L’autre mesure phare de « Bâle IV » consiste dans la mise en place d’un plancher de capital au sein des banques européennes. Ce seuil correspond à 72,5 % du montant des risques pondérés calculés selon l’approche standard, ou 100 % du montant des RWA selon la méthode interne. Bien sûr, pour réaliser ce calcul, les banques devront intégrer les nouvelles règles concernant aussi bien l’approche standard que celle interne.

Enfin, « Bâle IV » instaure un coussin de levier supplémentaire à destination des banques systémiques. Ce coussin, rattaché au ratio de levier, complète les obligations de fonds propres pondérés en fonction des risques, de manière à juguler des niveaux d’endettement insoutenables. En pratique, les banques doivent prévoir un rehaussement de 50 % de leur coussin systémique, celui-ci restant exclusivement constitué de fonds propres Tier 1. 

Impact significatif pour les banques européennes

L’évolution réglementaire tenant au plancher de capital demeure le sujet le plus discuté dans le cadre des propositions de « Bâle IV ». Les établissements financiers utilisant les modèles internes ont des niveaux de RWA situés entre 50 et 65 % des risques calculés selon la méthode standard. Par conséquent, ce sont au moins des centaines de milliards d’euros qu’ils devront mobiliser pour renflouer leurs fonds propres[1].

Sur le plan stratégique, les banques vont devoir réfléchir à l’opportunité de maintenir les modèles internes, sachant qu’ils nécessitent la mobilisation de ressources spécifiques pour réaliser les calculs et mettre à jour les modélisations. Pour les institutions faisant le choix de l’approche standard, elles devront s’engager dans une phase d’optimisation dans le but de s’approcher le plus près possible du plancher de capital de 72,5 %. 

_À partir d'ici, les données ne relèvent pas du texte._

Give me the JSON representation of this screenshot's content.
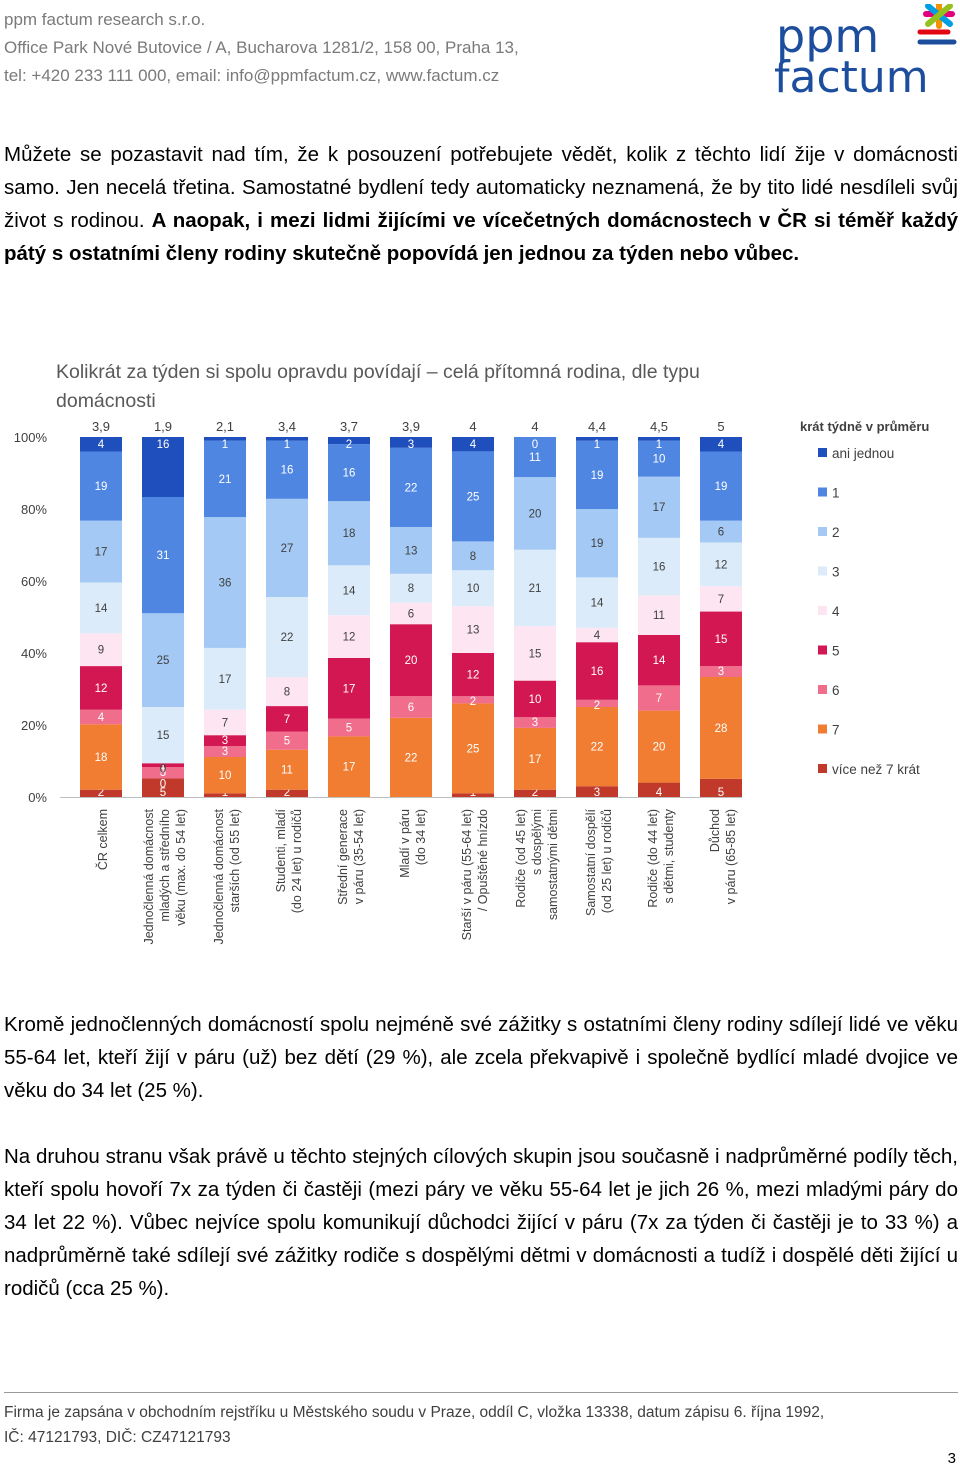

Enfin, au-delà des considérations financières, « Bâle IV » est surtout un choc opérationnel pour les banques de l’Union Européenne, ainsi qu’un test de la pertinence de leur modèle économique à l’aune des enjeux de la finance contemporaine. Révision des risques en interne, abandon ou maintien d’activités à trop fort levier, réajustement du pricing des produits, autant de décisions à prendre avant 2023 et l’entrée en vigueur de « Bâle IV ».